Executive Director of the UN Environment, Erik Solheim, said there is more momentum than ever before to beat plastic pollution and protect the oceans from the tide of disposable plastic.
He made this call during a courtesy visit to the Minister of State for Environment, Ibrahim Usman Jibril, on the World Ocean Day in Abuja, adding that the scope of Nigeria’s collaboration with Clean Seas was discussed.
Solheim said so many countries rise to the occasion by joining the Clean Seas campaign means we are all moving towards healthier oceans that are free from pollution and full of life.
According to him, Nigeria is currently in the UN’s list of top-10 of biggest plastic polluters, even as 26 major plastic waste recycling plants will be opened as part of the country’s commitment to the campaign.
Jibril said: Nigeria is developing a national plastic waste recycling programme, as well as establishing plastic waste recycling plants across the country in partnership with state governments, a total of eight plants have been completed and handed over to the states while 18 others are at various stages of completion.
“The federal government is also collaborating with state governments to establish plastic waste recycling plants under the community-based waste management programme in the ministry.
“Two plants have been completed in Ilorin, Kwara State, one in Lokoja, Kogi State, while work on another is ongoing in Karu Local Government Area of Nasarawa state and the plants are located at Bola Jari in Gombe state and Leda Jari in Kano state.
He noted the establishment of the plants would assist to turn waste to wealth and ensure the sustainability of the environment.” “More than eight new countries had joined the Clean Seas Campaign in the past week, India which joined the campaign on June 5, the World Environment Day made a bold commitment to address plastic pollution upstream by banning all single-use plastics by 2022,” he stressed.
“The country further pledged to address the problem downstream, with its full coastal audit, developed in partnership with the Clean Seas campaign.
“Other countries who pledged this week to step up their protection of the ocean and their coastlines include Argentina, Cote d’Ivoire, United Arab Emirates, Honduras, Guyana and Vanuatu.
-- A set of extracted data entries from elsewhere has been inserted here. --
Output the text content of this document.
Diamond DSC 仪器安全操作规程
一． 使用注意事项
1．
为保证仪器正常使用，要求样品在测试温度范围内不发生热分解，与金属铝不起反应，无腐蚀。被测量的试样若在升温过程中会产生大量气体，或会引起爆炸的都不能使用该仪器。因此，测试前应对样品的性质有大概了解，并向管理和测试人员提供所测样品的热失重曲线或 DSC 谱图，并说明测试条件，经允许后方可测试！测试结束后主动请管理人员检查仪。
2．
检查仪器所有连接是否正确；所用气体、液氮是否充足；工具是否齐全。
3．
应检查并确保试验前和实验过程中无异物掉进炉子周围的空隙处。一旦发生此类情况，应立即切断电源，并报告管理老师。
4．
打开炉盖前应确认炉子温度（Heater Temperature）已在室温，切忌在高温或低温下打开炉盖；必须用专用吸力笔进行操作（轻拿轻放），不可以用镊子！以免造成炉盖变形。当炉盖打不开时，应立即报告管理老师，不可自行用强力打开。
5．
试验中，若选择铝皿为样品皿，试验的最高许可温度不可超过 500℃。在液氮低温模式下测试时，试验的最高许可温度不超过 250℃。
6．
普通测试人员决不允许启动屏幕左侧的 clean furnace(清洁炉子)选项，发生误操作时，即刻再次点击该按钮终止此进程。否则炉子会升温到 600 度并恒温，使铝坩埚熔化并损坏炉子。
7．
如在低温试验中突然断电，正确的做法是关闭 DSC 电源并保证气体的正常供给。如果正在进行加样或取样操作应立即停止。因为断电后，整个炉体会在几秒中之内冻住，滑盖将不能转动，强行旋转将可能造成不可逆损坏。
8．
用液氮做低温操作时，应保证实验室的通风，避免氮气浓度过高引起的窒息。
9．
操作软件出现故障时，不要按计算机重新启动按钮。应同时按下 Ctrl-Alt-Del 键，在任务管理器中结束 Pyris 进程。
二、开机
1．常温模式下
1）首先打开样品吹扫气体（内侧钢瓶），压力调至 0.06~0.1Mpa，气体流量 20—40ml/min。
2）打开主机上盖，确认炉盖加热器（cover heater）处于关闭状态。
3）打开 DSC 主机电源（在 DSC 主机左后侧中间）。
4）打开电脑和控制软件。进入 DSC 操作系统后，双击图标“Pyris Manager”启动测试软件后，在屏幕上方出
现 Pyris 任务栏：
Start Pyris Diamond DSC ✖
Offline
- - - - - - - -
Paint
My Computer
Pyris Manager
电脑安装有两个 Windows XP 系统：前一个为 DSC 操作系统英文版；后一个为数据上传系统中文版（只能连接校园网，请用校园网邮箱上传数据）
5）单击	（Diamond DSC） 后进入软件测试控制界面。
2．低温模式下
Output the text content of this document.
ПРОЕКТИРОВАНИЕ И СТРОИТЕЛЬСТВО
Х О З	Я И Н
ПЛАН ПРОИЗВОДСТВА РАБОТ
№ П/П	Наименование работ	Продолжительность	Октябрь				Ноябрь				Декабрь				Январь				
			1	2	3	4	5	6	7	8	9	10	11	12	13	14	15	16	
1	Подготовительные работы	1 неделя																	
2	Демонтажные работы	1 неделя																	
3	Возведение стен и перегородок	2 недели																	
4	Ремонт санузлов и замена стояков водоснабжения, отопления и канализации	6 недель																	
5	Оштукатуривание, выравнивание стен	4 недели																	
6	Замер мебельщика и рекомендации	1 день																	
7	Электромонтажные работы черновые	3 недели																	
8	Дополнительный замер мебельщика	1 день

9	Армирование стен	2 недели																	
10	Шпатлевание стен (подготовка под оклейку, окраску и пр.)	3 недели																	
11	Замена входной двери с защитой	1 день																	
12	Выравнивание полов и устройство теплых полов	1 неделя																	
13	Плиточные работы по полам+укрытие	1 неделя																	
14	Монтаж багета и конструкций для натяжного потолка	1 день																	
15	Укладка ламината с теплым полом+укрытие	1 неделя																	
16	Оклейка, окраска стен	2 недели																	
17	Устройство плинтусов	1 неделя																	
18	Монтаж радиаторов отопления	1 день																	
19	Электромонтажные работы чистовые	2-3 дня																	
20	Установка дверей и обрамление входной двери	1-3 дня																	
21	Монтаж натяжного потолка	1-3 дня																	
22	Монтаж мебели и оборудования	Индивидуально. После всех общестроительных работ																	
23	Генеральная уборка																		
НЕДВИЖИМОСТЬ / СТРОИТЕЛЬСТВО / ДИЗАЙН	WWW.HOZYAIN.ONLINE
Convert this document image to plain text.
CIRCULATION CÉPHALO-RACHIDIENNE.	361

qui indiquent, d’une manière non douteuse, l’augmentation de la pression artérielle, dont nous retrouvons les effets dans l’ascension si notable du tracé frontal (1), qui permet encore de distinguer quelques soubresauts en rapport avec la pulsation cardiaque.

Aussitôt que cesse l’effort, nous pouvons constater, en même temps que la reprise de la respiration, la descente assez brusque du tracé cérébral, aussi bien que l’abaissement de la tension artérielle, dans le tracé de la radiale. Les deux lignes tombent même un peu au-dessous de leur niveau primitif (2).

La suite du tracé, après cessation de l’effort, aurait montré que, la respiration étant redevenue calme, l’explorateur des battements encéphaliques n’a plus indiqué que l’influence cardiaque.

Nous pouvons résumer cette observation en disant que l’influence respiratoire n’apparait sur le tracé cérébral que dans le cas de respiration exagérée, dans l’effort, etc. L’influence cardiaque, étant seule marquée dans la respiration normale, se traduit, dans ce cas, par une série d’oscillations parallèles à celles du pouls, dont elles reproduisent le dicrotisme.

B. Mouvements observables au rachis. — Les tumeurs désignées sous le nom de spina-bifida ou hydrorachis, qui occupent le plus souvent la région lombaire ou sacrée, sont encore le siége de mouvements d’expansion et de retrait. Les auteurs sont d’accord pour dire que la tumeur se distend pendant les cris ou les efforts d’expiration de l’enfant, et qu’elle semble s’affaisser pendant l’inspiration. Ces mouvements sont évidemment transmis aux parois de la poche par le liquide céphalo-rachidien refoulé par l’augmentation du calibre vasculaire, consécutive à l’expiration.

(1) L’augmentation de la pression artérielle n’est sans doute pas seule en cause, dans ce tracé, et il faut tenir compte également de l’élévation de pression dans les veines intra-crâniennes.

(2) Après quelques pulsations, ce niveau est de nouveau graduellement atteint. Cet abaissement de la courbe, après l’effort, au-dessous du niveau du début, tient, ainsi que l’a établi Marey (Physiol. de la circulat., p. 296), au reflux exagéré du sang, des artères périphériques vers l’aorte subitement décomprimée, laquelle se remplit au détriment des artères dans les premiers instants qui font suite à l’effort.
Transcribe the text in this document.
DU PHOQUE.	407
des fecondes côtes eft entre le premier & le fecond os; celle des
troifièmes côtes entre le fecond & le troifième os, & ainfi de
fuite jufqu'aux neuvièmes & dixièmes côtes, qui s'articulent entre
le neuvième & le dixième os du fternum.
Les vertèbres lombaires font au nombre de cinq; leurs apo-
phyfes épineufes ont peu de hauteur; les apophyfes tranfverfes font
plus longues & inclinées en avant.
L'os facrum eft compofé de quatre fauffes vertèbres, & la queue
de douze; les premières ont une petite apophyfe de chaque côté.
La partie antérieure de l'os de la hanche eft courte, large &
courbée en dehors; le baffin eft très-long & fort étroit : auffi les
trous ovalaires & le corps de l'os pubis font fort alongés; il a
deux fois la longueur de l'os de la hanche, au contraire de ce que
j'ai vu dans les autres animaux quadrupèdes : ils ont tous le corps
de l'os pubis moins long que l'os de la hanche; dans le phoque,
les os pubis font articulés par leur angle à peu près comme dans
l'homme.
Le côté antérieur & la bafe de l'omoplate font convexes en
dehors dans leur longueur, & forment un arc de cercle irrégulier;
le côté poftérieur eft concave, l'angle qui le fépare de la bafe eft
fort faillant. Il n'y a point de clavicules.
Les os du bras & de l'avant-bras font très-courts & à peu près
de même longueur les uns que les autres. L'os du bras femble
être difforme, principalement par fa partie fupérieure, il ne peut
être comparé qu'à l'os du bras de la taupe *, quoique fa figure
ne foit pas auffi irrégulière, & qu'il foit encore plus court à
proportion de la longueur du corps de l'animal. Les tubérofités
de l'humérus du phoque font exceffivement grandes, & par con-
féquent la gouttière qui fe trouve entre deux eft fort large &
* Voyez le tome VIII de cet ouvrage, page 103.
Solheim disclosed that the UN Environment would support Nigeria’s waste management initiatives aimed at reducing, reusing and recycling plastics in the country.
He expressed happiness over the way the private sector in the waste management sector organised itself to provide technical solutions for effective collection and recycling of bottles in the country.
“The beverages companies should devise ways to ensure that consumers return the used bottles to prevent littering the environment.
He also urged the Federal Government to fast-track the clean-up of oil spill in Ogoni land.
Solheim, who recalled that the UNEP report on Ogoni clean-up was launched by former President Olusegun Obasanjo led administration, noted that people were interested to see physical development in the land.
“The $1 billion counterpart fund set aside by the UN would have addressed the clean-up project if Nigeria showed the commitment by contributing its own fund,” he added.
Earlier, Jibril said that the Federal Government, oil companies and other relevant stakeholders in the oil sector had opened explorer account for the Ogoni clean-up project.
He said that, by this week, money would begin to go into the account, adding that out of 400 contractors that bided for the project, 150 were pre-qualified.
The minister said that every section of the country had its own environmental challenges, and that the government, in partnership with relevant stakeholders, was addressing the problems in all the six geopolitical zones of the country.
The Minister and Solheim would be visiting Benin, Togo, Ghana and Sierra Leone in the bid to explore how the UN body can strengthen cooperation with these countries.
“The Clean Seas campaign is an initiative of the UN Environment; Clean Seas is considered the largest global compact for combatting marine litter, with commitments from 51 nations covering 62% of the world’s coastlines.